Thursday, June 7, 2012

Trekking in Tanah Toraja

Just returned from a two-day trekking tour north of Rantepao, with a local guide. The countryside is hilly, with many fields, bamboo forests, and small villages. Everything is bright green, as only rice paddies can be. We followed the walls between the paddies, but it had rained the night before and the paths were very muddy and slippery.

The villages are really just Huddleston of traditional houses with the boat-shaped roofs typical for Tanah Toraja. Most are used to store rice, but we also saw a dozen of them built specifically for a funeral.

Saw a cockfight: a large field surrounded by platform houses, lots of people, and much shouting and money changing hands. Then two cocks with long vicious blades tied to one foot are set upon each other, there is a flurry of wings and feathers, and then just two dead cocks a:de two small puddles of blood. A draw. The next fight had a winner. All this is illegal of course but is a very well-organized and popular event. I guess they just don't invite the police.


Tuesday, June 5, 2012

Funeral in Tanah Toraja

Got the full ceremony today. The bodies were brought out after resting at home for a year, and pushed up to the family home (pictured - note the peculiar roofs)  one last time before they'll be finally buried. There were hundreds of guests in large wooden pavillons built specifically for this ceremony, plus a couple dozen tourists.

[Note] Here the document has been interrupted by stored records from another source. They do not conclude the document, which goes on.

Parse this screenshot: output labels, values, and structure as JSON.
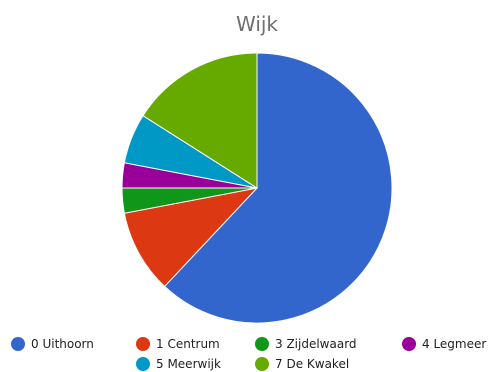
{
  "chart_data": {
    "type": "pie",
    "title": "Wijk",
    "categories": [
      "0 Uithoorn",
      "1 Centrum",
      "3 Zijdelwaard",
      "4 Legmeer",
      "5 Meerwijk",
      "7 De Kwakel"
    ],
    "values": [
      62,
      10,
      3,
      3,
      6,
      16
    ],
    "colors": [
      "#3366cc",
      "#dc3912",
      "#109618",
      "#990099",
      "#0099c6",
      "#66aa00"
    ],
    "legend_position": "bottom"
  }
}
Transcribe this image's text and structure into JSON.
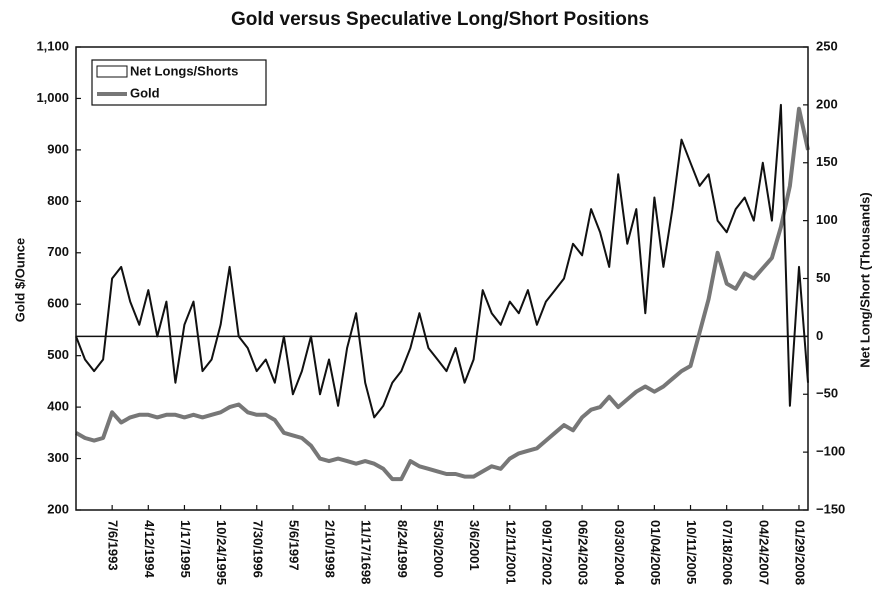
{
  "chart_data": {
    "type": "line",
    "title": "Gold versus Speculative Long/Short Positions",
    "y_label": "Gold $/Ounce",
    "y2_label": "Net Long/Short (Thousands)",
    "categories": [
      null,
      null,
      null,
      null,
      "7/6/1993",
      null,
      null,
      null,
      "4/12/1994",
      null,
      null,
      null,
      "1/17/1995",
      null,
      null,
      null,
      "10/24/1995",
      null,
      null,
      null,
      "7/30/1996",
      null,
      null,
      null,
      "5/6/1997",
      null,
      null,
      null,
      "2/10/1998",
      null,
      null,
      null,
      "11/17/1698",
      null,
      null,
      null,
      "8/24/1999",
      null,
      null,
      null,
      "5/30/2000",
      null,
      null,
      null,
      "3/6/2001",
      null,
      null,
      null,
      "12/11/2001",
      null,
      null,
      null,
      "09/17/2002",
      null,
      null,
      null,
      "06/24/2003",
      null,
      null,
      null,
      "03/30/2004",
      null,
      null,
      null,
      "01/04/2005",
      null,
      null,
      null,
      "10/11/2005",
      null,
      null,
      null,
      "07/18/2006",
      null,
      null,
      null,
      "04/24/2007",
      null,
      null,
      null,
      "01/29/2008",
      null
    ],
    "series": [
      {
        "name": "Net Longs/Shorts",
        "color": "#111111",
        "axis": "y2",
        "values": [
          0,
          -20,
          -30,
          -20,
          50,
          60,
          30,
          10,
          40,
          0,
          30,
          -40,
          10,
          30,
          -30,
          -20,
          10,
          60,
          0,
          -10,
          -30,
          -20,
          -40,
          0,
          -50,
          -30,
          0,
          -50,
          -20,
          -60,
          -10,
          20,
          -40,
          -70,
          -60,
          -40,
          -30,
          -10,
          20,
          -10,
          -20,
          -30,
          -10,
          -40,
          -20,
          40,
          20,
          10,
          30,
          20,
          40,
          10,
          30,
          40,
          50,
          80,
          70,
          110,
          90,
          60,
          140,
          80,
          110,
          20,
          120,
          60,
          110,
          170,
          150,
          130,
          140,
          100,
          90,
          110,
          120,
          100,
          150,
          100,
          200,
          -60,
          60,
          -40
        ]
      },
      {
        "name": "Gold",
        "color": "#777777",
        "values": [
          350,
          340,
          335,
          340,
          390,
          370,
          380,
          385,
          385,
          380,
          385,
          385,
          380,
          385,
          380,
          385,
          390,
          400,
          405,
          390,
          385,
          385,
          375,
          350,
          345,
          340,
          325,
          300,
          295,
          300,
          295,
          290,
          295,
          290,
          280,
          260,
          260,
          295,
          285,
          280,
          275,
          270,
          270,
          265,
          265,
          275,
          285,
          280,
          300,
          310,
          315,
          320,
          335,
          350,
          365,
          355,
          380,
          395,
          400,
          420,
          400,
          415,
          430,
          440,
          430,
          440,
          455,
          470,
          480,
          545,
          610,
          700,
          640,
          630,
          660,
          650,
          670,
          690,
          750,
          830,
          980,
          900
        ]
      }
    ],
    "ylim": [
      200,
      1100
    ],
    "yticks": [
      200,
      300,
      400,
      500,
      600,
      700,
      800,
      900,
      {
        "value": 1000,
        "label": "1,000"
      },
      {
        "value": 1100,
        "label": "1,100"
      }
    ],
    "y2lim": [
      -150,
      250
    ],
    "y2ticks": [
      {
        "value": -150,
        "label": "−150"
      },
      {
        "value": -100,
        "label": "−100"
      },
      {
        "value": -50,
        "label": "−50"
      },
      0,
      50,
      100,
      150,
      200,
      250
    ],
    "legend": "upper left"
  }
}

Feeding that many people takes a lot of meat. There were pigs tied to bamboo poles all over the place, and every few minutes one was taken out back to the open fires, screaming and thrashing, before being killed and put on the fire whole. I have never been served pork as fresh as this.

They also slaughtered one of the many buffalo on the grounds: one man held up its head and another cut its throat with a long knife in one fast strike. There was a great splash of blood, the buffalo was struggling soundlessly for a few seconds, before falling down with blood still gushing out its neck. Then they skinned it right there, with a child playing with the tail. Later saw two small children dragging bloody hooves behind them on a string, like a toy car.


Monday, June 4, 2012

Rantepao

Rantepao is a town in the middle of Sulawesi. It's hard to get here; the interior roads in Sulawesi are so bad that it takes three days by bus from one end to the other. There aren't a lot of tourists here and the town doesn't have a lot of tourist facilities, besides a number of simple hotels. Although Rantepao isn't very interesting, the countryside is: lots of green hills, bamboo forests, huge terraced rice fields, women in conical hats threshing rice, and water buffalos plowing.

Today was all about dead people: tradition demands that when someone dies, the body is embalmed and kept for years at home. Then it's buried in an elaborate ceremony - which we missed but will see tomorrow. We did see a cave where the sarcophagi are stored, until they rot away and the bones tumble out, at which point the skulls are tastefully arrangend in niches or piled on flat stones. Lots of skulls. And they put up effigies in a bizarre rock wall into which balconies were hewn. To top it off, in past centuries babies often died young, due to dysenteria and other diseases, and they cut a hole into a tree, put the body in, and closed off the hole. The idea was that the tree grows and carries the baby up. None of these traditions are still followed except the embalming and ceremony bits; the rest sounds a little unhygienic.

I wish Google would hire someone with software experience so I could add a picture. I can't post to Google+ either because every way to post there has some fatal bug.